Un grand travailleur

Cet homme à la moustache épaisse est décrit comme posé, accessible et bosseur. «C'est un gros bosseur, qui maîtrise parfaitement tous les dossiers industriels» et «se déplace beaucoup» sur le terrain, raconte Christian Garnier, délégué central chez Alstom qui le croise de temps en temps. «S'il devait prendre un jour la responsabilité du syndicat, je n'ai aucun doute sur sa capacité à l'assumer», dit-il.

Autre qualité: «Il écoute beaucoup et est capable de déléguer.» De caractère, «il n'est pas exubérant, ne fait pas de bling-bling», ajoute le syndicaliste d'Alstom. Pour Bruno Lemerle, représentant CGT chez PSA, il est «franc» et «bosseur». «Sérieux, rigoureux, intelligent et modeste» pour Jacques Bauquier, responsable régional de la CGT en Franche-Comté. «La fédération de la métallurgie fonctionne très bien avec lui», estime Isabelle Colino, déléguée CGT de PSA Sochaux.

Un dirigeant ferme

Toutefois, pour un fin connaisseur de la centrale, Martinez n'a pas réussi à développer sa fédération et n'a pas fait preuve d'un grand dynamisme à sa tête. A la CFE-CGC, le responsable de la fédération métallurgie Gabriel Artero évoque quelqu'un de «discret», «posé», «qui semble aussi déterminé».

«Je ne me souviens pas l'avoir vu s'emporter, il s'exprime clairement» et «dit les choses assez fermement», selon Artero.
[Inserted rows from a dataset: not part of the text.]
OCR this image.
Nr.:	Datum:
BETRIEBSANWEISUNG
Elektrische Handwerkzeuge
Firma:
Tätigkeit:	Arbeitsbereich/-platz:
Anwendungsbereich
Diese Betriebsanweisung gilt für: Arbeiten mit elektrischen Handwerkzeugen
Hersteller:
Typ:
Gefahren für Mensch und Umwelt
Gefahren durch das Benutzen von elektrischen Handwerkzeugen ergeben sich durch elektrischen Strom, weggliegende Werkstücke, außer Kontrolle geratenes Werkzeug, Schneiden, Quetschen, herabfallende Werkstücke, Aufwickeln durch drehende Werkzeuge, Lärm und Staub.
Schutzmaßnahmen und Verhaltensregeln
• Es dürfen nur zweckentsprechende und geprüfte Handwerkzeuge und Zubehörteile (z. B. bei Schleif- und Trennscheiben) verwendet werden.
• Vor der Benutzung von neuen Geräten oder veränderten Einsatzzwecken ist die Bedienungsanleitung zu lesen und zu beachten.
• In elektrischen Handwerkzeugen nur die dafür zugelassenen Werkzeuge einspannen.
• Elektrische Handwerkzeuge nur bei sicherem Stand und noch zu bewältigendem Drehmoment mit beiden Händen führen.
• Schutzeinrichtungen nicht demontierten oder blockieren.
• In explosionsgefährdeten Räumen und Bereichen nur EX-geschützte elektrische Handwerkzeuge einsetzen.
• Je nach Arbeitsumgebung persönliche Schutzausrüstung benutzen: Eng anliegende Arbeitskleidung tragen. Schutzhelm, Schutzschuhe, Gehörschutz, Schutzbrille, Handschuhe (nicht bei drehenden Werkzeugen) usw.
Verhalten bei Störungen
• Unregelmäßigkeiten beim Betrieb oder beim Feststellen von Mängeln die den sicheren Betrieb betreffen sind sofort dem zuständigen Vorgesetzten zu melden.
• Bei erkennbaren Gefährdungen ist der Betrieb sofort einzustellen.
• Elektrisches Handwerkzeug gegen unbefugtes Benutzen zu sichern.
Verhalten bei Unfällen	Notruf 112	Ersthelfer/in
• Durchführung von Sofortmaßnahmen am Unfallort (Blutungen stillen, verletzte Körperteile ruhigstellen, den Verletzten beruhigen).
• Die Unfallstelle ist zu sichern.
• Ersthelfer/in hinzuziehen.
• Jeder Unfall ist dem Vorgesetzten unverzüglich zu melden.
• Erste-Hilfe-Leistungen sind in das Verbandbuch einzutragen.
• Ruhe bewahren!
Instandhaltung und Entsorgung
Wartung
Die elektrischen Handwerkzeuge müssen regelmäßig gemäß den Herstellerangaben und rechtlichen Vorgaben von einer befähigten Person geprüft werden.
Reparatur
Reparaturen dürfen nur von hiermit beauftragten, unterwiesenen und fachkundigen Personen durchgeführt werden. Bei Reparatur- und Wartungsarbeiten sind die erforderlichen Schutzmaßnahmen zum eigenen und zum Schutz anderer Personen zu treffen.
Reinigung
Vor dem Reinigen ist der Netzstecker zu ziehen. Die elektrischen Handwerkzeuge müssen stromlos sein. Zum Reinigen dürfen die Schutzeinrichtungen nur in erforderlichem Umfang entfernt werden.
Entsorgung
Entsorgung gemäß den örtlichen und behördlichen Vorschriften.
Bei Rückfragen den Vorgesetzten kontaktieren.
Sur sa capacité à prendre la tête de la CGT, il refuse de se prononcer, mais souligne que «dans sa fédération, il semble être le patron».

Selon un autre observateur du monde syndical, Philippe Martinez appartient au sein de la CGT à la «ligne Boulogne-Billancourt», très en phase avec le parti communiste, dont il aurait la carte. Il est aussi «très proche» de Nathalie Gamiochipi, patronne de la fédération de la Santé, deuxième plus grosse fédération.
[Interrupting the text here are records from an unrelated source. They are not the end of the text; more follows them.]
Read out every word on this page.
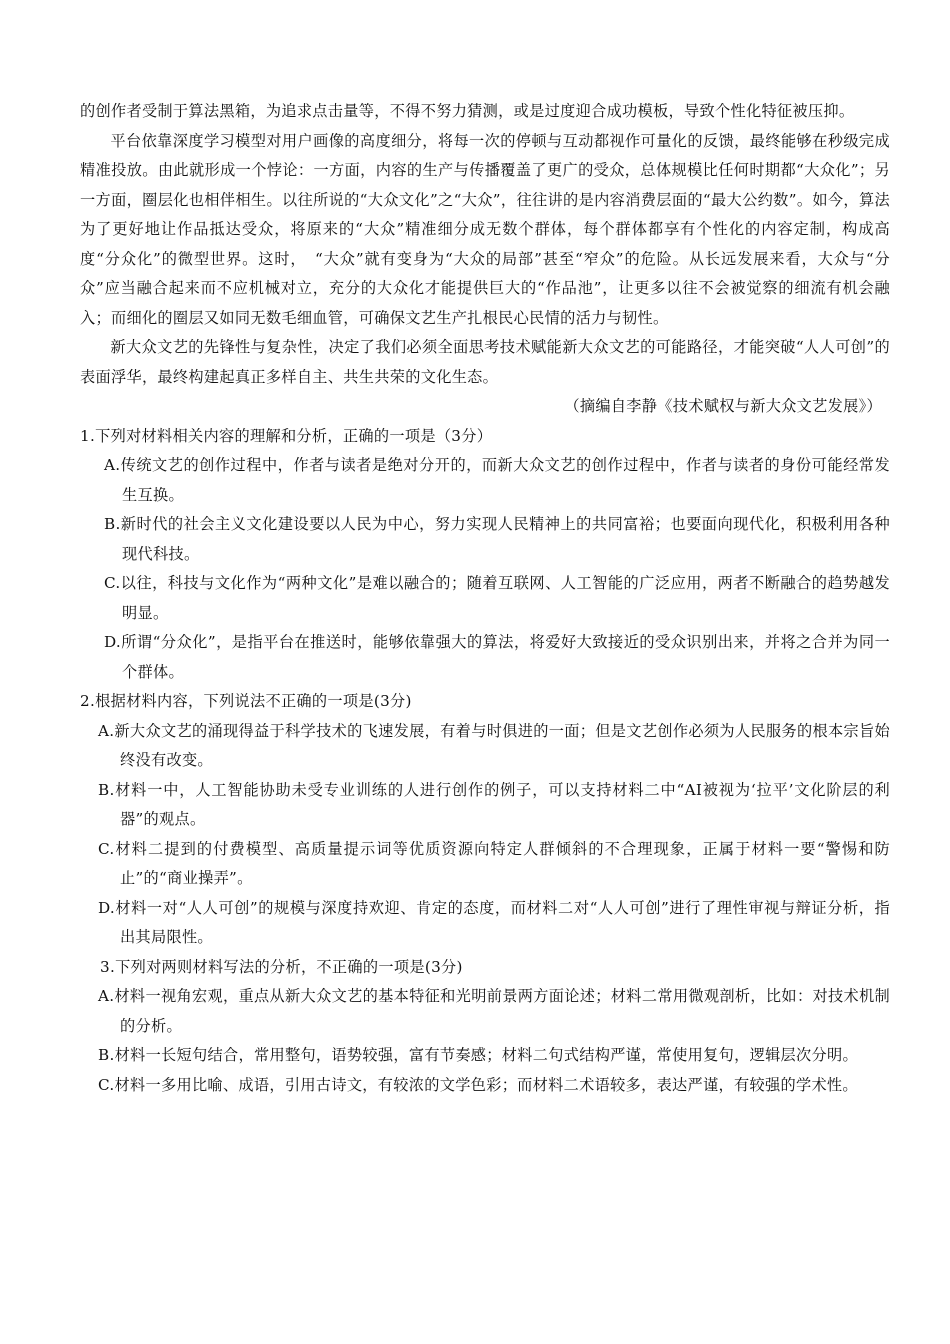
的创作者受制于算法黑箱，为追求点击量等，不得不努力猜测，或是过度迎合成功模板，导致个性化特征被压抑。

平台依靠深度学习模型对用户画像的高度细分，将每一次的停顿与互动都视作可量化的反馈，最终能够在秒级完成精准投放。由此就形成一个悖论：一方面，内容的生产与传播覆盖了更广的受众，总体规模比任何时期都“大众化”；另一方面，圈层化也相伴相生。以往所说的“大众文化”之“大众”，往往讲的是内容消费层面的“最大公约数”。如今，算法为了更好地让作品抵达受众，将原来的“大众”精准细分成无数个群体，每个群体都享有个性化的内容定制，构成高度“分众化”的微型世界。这时，　“大众”就有变身为“大众的局部”甚至“窄众”的危险。从长远发展来看，大众与“分众”应当融合起来而不应机械对立，充分的大众化才能提供巨大的“作品池”，让更多以往不会被觉察的细流有机会融入；而细化的圈层又如同无数毛细血管，可确保文艺生产扎根民心民情的活力与韧性。

新大众文艺的先锋性与复杂性，决定了我们必须全面思考技术赋能新大众文艺的可能路径，才能突破“人人可创”的表面浮华，最终构建起真正多样自主、共生共荣的文化生态。

（摘编自李静《技术赋权与新大众文艺发展》）

1.下列对材料相关内容的理解和分析，正确的一项是（3分）

A.传统文艺的创作过程中，作者与读者是绝对分开的，而新大众文艺的创作过程中，作者与读者的身份可能经常发生互换。

B.新时代的社会主义文化建设要以人民为中心，努力实现人民精神上的共同富裕；也要面向现代化，积极利用各种现代科技。

C.以往，科技与文化作为“两种文化”是难以融合的；随着互联网、人工智能的广泛应用，两者不断融合的趋势越发明显。

D.所谓“分众化”，是指平台在推送时，能够依靠强大的算法，将爱好大致接近的受众识别出来，并将之合并为同一个群体。

2.根据材料内容，下列说法不正确的一项是(3分)

A.新大众文艺的涌现得益于科学技术的飞速发展，有着与时俱进的一面；但是文艺创作必须为人民服务的根本宗旨始终没有改变。

B.材料一中，人工智能协助未受专业训练的人进行创作的例子，可以支持材料二中“AI被视为‘拉平’文化阶层的利器”的观点。

C.材料二提到的付费模型、高质量提示词等优质资源向特定人群倾斜的不合理现象，正属于材料一要“警惕和防止”的“商业操弄”。

D.材料一对“人人可创”的规模与深度持欢迎、肯定的态度，而材料二对“人人可创”进行了理性审视与辩证分析，指出其局限性。

3.下列对两则材料写法的分析，不正确的一项是(3分)

A.材料一视角宏观，重点从新大众文艺的基本特征和光明前景两方面论述；材料二常用微观剖析，比如：对技术机制的分析。

B.材料一长短句结合，常用整句，语势较强，富有节奏感；材料二句式结构严谨，常使用复句，逻辑层次分明。

C.材料一多用比喻、成语，引用古诗文，有较浓的文学色彩；而材料二术语较多，表达严谨，有较强的学术性。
Un opposant à Lepaon de la dernière heure

Fin décembre, il a fini par demander la démission collective du bureau confédéral. Mais le patron des métallos ne fait pas partie de ceux qui ont tiré à boulets rouges sur Lepaon car les faits révélés, estime-t-il, soulèvent des questions qui «vont au-delà du seul secrétaire général et au-delà d'un seul dysfonctionnement», explique-t-il dans la dernière lettre de la fédération.

Des «questions de déontologie par rapport aux valeurs de notre organisation» notamment. «On s'est trop éloignés de la démarche syndicale, il y a besoin de rectifier», écrit-il en prônant plus de rigueur dans l'utilisation des moyens du syndicat, notamment à la confédération, où «il n'y a aucune règle de vie».